Avec les gains de ces premiers frets, dont les tarifs étaient bien plus bas que ceux de la concurrence, Kallenberg acheta des navires solides, réservant une partie de ses capitaux à l'acquisition de chalutiers à la retraite dont les capitaines avaient reçu l'ordre de pousser les chaudières jusqu'à l'agonie. A vingt-quatre ans, alors que ses condisciples hésitaient toujours sur le choix d'une profession, Herman était riche. Sa réussite s'annonçait bien…
Au sommet de la hiérarchie dans laquelle il se hissait, se trouvait l'intouchable Mikolofides. Sur sa route, essayait également de lui mettre des bâtons dans les roues un garçon de son âge dont on faisait déjà grand cas, Socrate Satrapoulos. Kallenberg était bien placé pour savoir que le Grec usait, pour s'enrichir, de méthodes similaires, naufrageur de vocation et tout aussi dénué de scrupules. La compétition excitait Herman, qui la prévoyait à couteaux tirés, sans entraves d'aucune sorte, tapissée allègrement de peaux de banane par leurs soins réciproques. Ce qui l'agaçait, c'était l'avance imperceptible que Satrapoulos prenait constamment sur lui, comme s'il avait pu avoir les mêmes idées que les siennes, mais quelques heures plus tôt. Pourtant, S.S. n'avait ni sa séduction ni sa culture. Il était de manières frustes, petit, pas beau, plutôt roux et myope de surcroît. Simplement, il avait une espèce de génie pour détecter la bonne affaire, de préférence en marge de la légalité.
Barbe-Bleue s'en aperçut au moment de la guerre d'Espagne, manne de tous les armateurs, Mikolofides en tête, qui avaient transformé leur flottille de pêche en transport d'armes, leur faisant remonter de nuit les côtes d'Espagne pour livrer, indifféremment, aux franquistes ou aux républicains. Chaque fois que Kallenberg avait vent d'un marché à conclure, il se trouvait que Satrapoulos l'avait déjà enlevé la veille. Heureusement, les commandes ne manquaient pas et les livraisons lui rapportaient d'effarants bénéfices, immédiatement investis dans d'autres achats. Kallenberg jouait également en bourse, avec des méthodes qui faisaient frémir les observateurs, car elles auraient provoqué la ruine de n'importe qui. Ses rivaux attribuaient à la chance des succès obtenus par des systèmes de placement parfaitement illogiques en apparence. En réalité, ils obéissaient à une rigueur absolue. Barbe-Bleue s'était rendu compte qu'en matière de finances, les mêmes causes n'engendraient pas forcément les mêmes effets. Non à cause des incidences économiques, prévisibles parce que s'étant déjà répétées dans le passé, mais à cause des hommes qui, précisément, les avaient prévues. Si, dans une course de chevaux, trois personnes, et trois seulement, pouvaient connaître le nom du gagnant, elles se partageraient la totalité des mises de tous les autres parieurs. Si, par contre, un million de parieurs sont au courant de ces prévisions, chacun d'eux, bien qu'ayant misé le bon cheval, n'aura droit qu'à une somme dérisoire.

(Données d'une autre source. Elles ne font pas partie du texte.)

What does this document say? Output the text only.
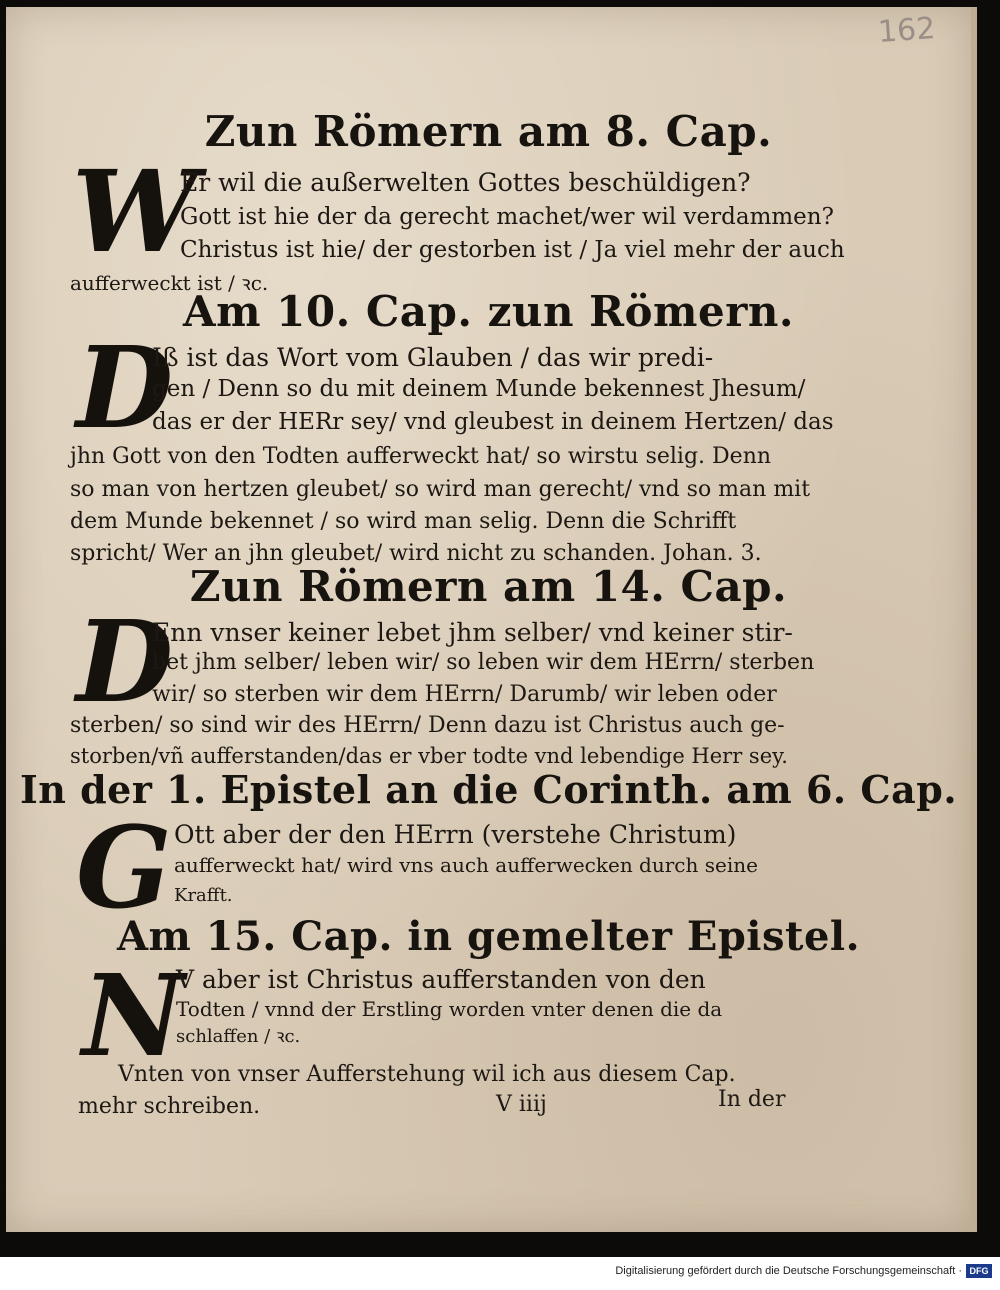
162
Zun Römern am 8. Cap.
W
Er wil die außerwelten Gottes beschüldigen?
Gott ist hie der da gerecht machet/wer wil verdammen?
Christus ist hie/ der gestorben ist / Ja viel mehr der auch
aufferweckt ist / ꝛc.
Am 10. Cap. zun Römern.
D
Iß ist das Wort vom Glauben / das wir predi-
gen / Denn so du mit deinem Munde bekennest Jhesum/
das er der HERr sey/ vnd gleubest in deinem Hertzen/ das
jhn Gott von den Todten aufferweckt hat/ so wirstu selig. Denn
so man von hertzen gleubet/ so wird man gerecht/ vnd so man mit
dem Munde bekennet / so wird man selig. Denn die Schrifft
spricht/ Wer an jhn gleubet/ wird nicht zu schanden. Johan. 3.
Zun Römern am 14. Cap.
D
Enn vnser keiner lebet jhm selber/ vnd keiner stir-
bet jhm selber/ leben wir/ so leben wir dem HErrn/ sterben
wir/ so sterben wir dem HErrn/ Darumb/ wir leben oder
sterben/ so sind wir des HErrn/ Denn dazu ist Christus auch ge-
storben/vñ aufferstanden/das er vber todte vnd lebendige Herr sey.
In der 1. Epistel an die Corinth. am 6. Cap.
G Ott aber der den HErrn (verstehe Christum)
aufferweckt hat/ wird vns auch aufferwecken durch seine
Krafft.
Am 15. Cap. in gemelter Epistel.
N
V aber ist Christus aufferstanden von den
Todten / vnnd der Erstling worden vnter denen die da
schlaffen / ꝛc.
Vnten von vnser Aufferstehung wil ich aus diesem Cap.
mehr schreiben.	V iiij	In der
Digitalisierung gefördert durch die Deutsche Forschungsgemeinschaft · DFG
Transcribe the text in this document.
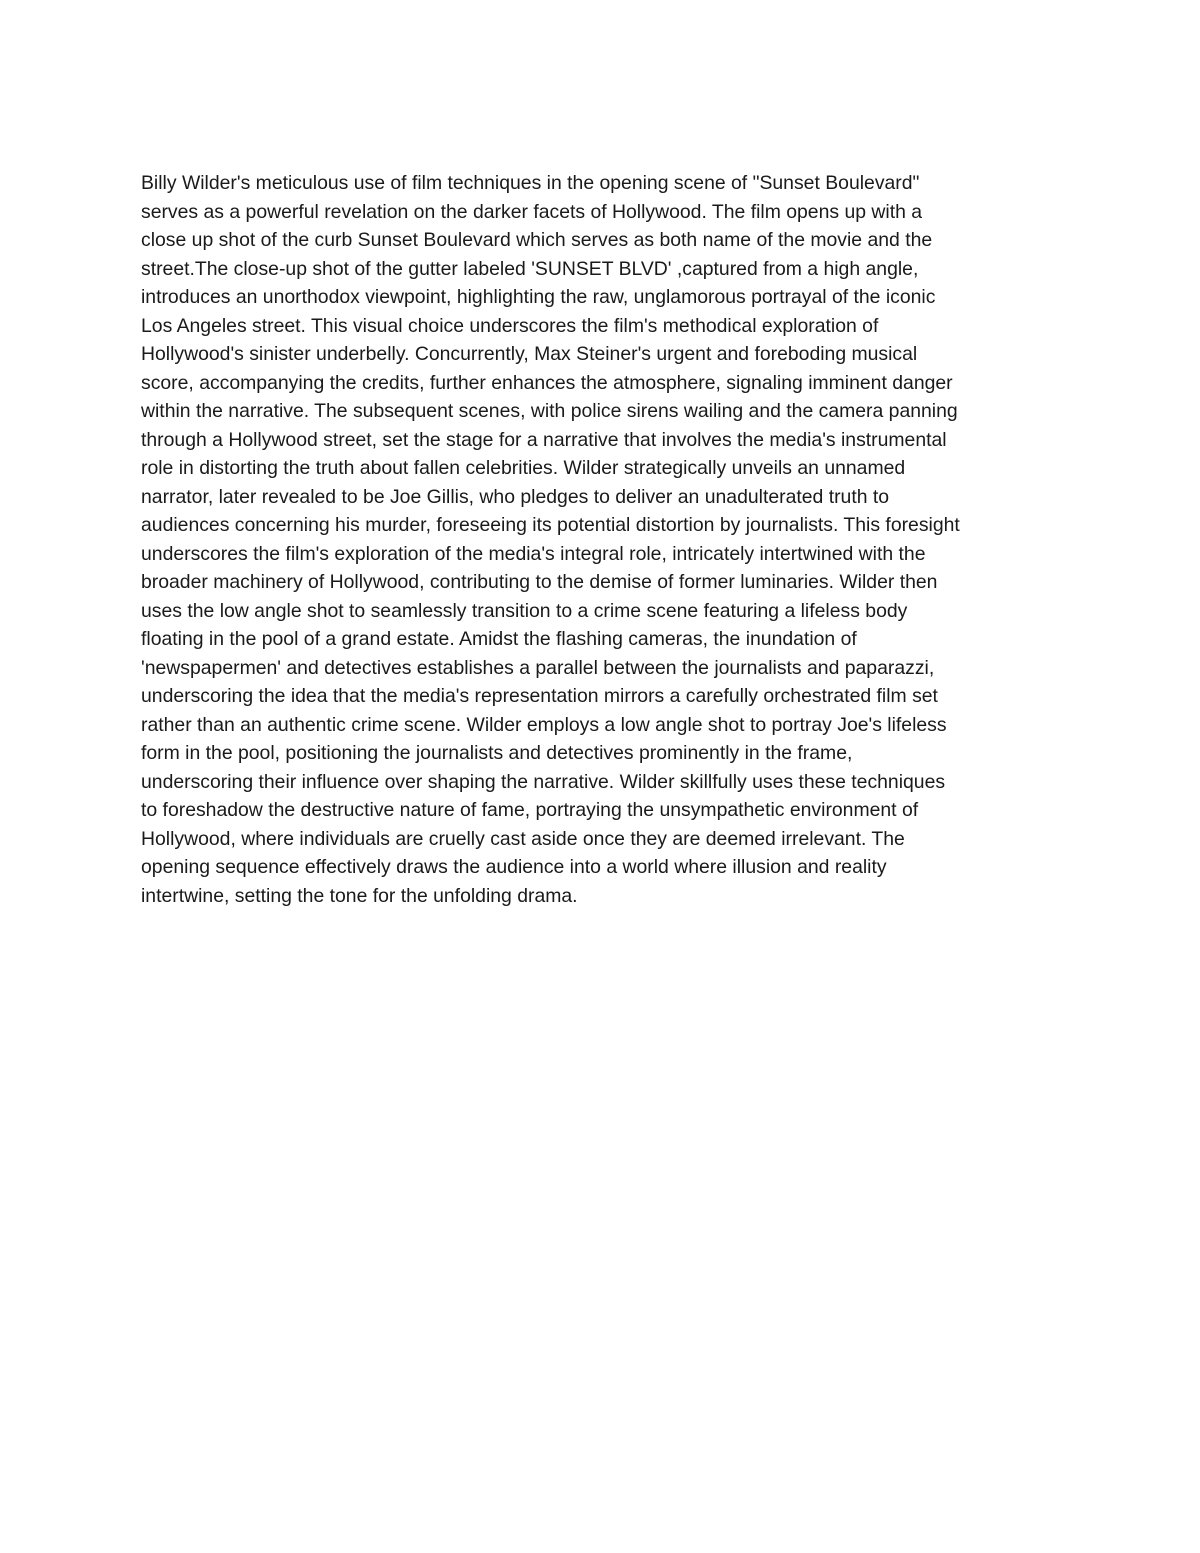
Billy Wilder's meticulous use of film techniques in the opening scene of "Sunset Boulevard"
serves as a powerful revelation on the darker facets of Hollywood. The film opens up with a
close up shot of the curb Sunset Boulevard which serves as both name of the movie and the
street.The close-up shot of the gutter labeled 'SUNSET BLVD' ,captured from a high angle,
introduces an unorthodox viewpoint, highlighting the raw, unglamorous portrayal of the iconic
Los Angeles street. This visual choice underscores the film's methodical exploration of
Hollywood's sinister underbelly. Concurrently, Max Steiner's urgent and foreboding musical
score, accompanying the credits, further enhances the atmosphere, signaling imminent danger
within the narrative. The subsequent scenes, with police sirens wailing and the camera panning
through a Hollywood street, set the stage for a narrative that involves the media's instrumental
role in distorting the truth about fallen celebrities. Wilder strategically unveils an unnamed
narrator, later revealed to be Joe Gillis, who pledges to deliver an unadulterated truth to
audiences concerning his murder, foreseeing its potential distortion by journalists. This foresight
underscores the film's exploration of the media's integral role, intricately intertwined with the
broader machinery of Hollywood, contributing to the demise of former luminaries. Wilder then
uses the low angle shot to seamlessly transition to a crime scene featuring a lifeless body
floating in the pool of a grand estate. Amidst the flashing cameras, the inundation of
'newspapermen' and detectives establishes a parallel between the journalists and paparazzi,
underscoring the idea that the media's representation mirrors a carefully orchestrated film set
rather than an authentic crime scene. Wilder employs a low angle shot to portray Joe's lifeless
form in the pool, positioning the journalists and detectives prominently in the frame,
underscoring their influence over shaping the narrative. Wilder skillfully uses these techniques
to foreshadow the destructive nature of fame, portraying the unsympathetic environment of
Hollywood, where individuals are cruelly cast aside once they are deemed irrelevant. The
opening sequence effectively draws the audience into a world where illusion and reality
intertwine, setting the tone for the unfolding drama.
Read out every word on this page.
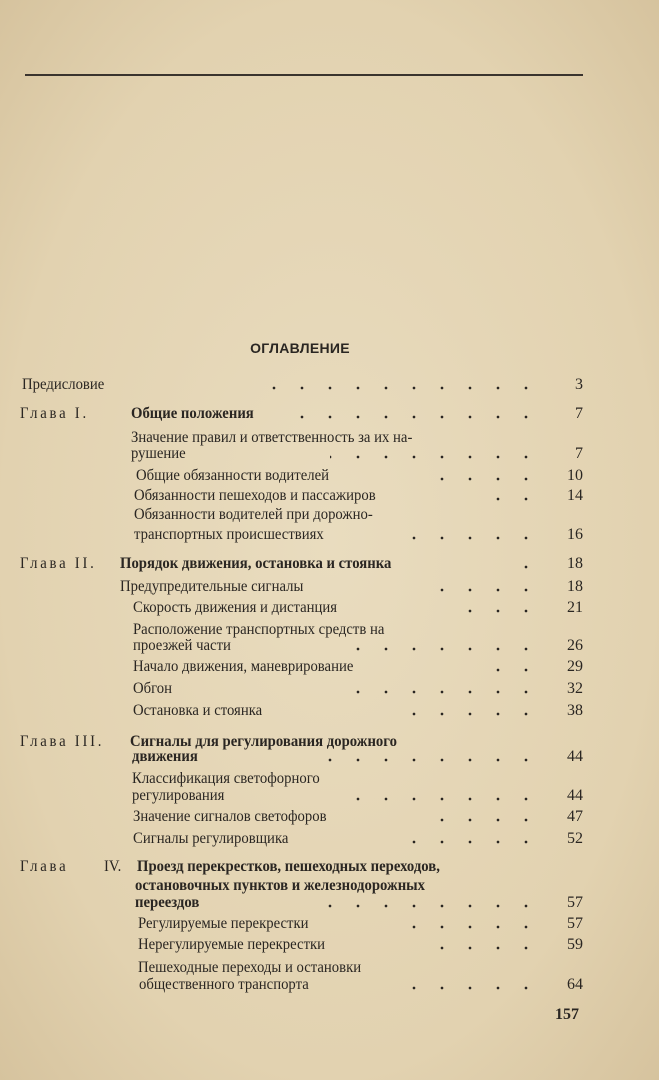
ОГЛАВЛЕНИЕ
Предисловие	3
Глава I.	Общие положения	7
Значение правил и ответственность за их на-
рушение	7
Общие обязанности водителей	10
Обязанности пешеходов и пассажиров	14
Обязанности водителей при дорожно-
транспортных происшествиях	16
Глава II. Порядок движения, остановка и стоянка	18
Предупредительные сигналы	18
Скорость движения и дистанция	21
Расположение транспортных средств на
проезжей части	26
Начало движения, маневрирование	29
Обгон	32
Остановка и стоянка	38
Глава III. Сигналы для регулирования дорожного
движения	44
Классификация светофорного
регулирования	44
Значение сигналов светофоров	47
Сигналы регулировщика	52
Глава IV. Проезд перекрестков, пешеходных переходов,
остановочных пунктов и железнодорожных
переездов	57
Регулируемые перекрестки	57
Нерегулируемые перекрестки	59
Пешеходные переходы и остановки
общественного транспорта	64
157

Aussi, Barbe-Bleue se méfiait-il des valeurs « sûres », sachant très bien qu'elles ne le seraient bientôt plus, condamnées à la baisse par le trop grand nombre de leurs supporters. C'est dans cet esprit qu'il avait misé sur l'émir de Baran. L'émirat de Baran, dans le golfe Persique, n'était qu'une langue de terre sans ombre ni eau, torride, peuplée de dix mille fanatiques en haillons, crevant de faim et d'un excès de religion. L'émir, Hadj Thami el-Sadek, qui passait pour un prophète, était un politique intransigeant, prêchant la pureté et la guerre sainte — il n'y avait pas de pétrole chez lui. Quand Kallenberg lui avait livré un bateau d'armes, six mois plus tôt, il avait été étonné d'apprendre que Satrapoulos, avant lui, avait pratiqué la même manœuvre à fonds bloqués, d'ordre purement tactique. Apparemment, son beau-frère n'avait perdu ni son temps ni son argent.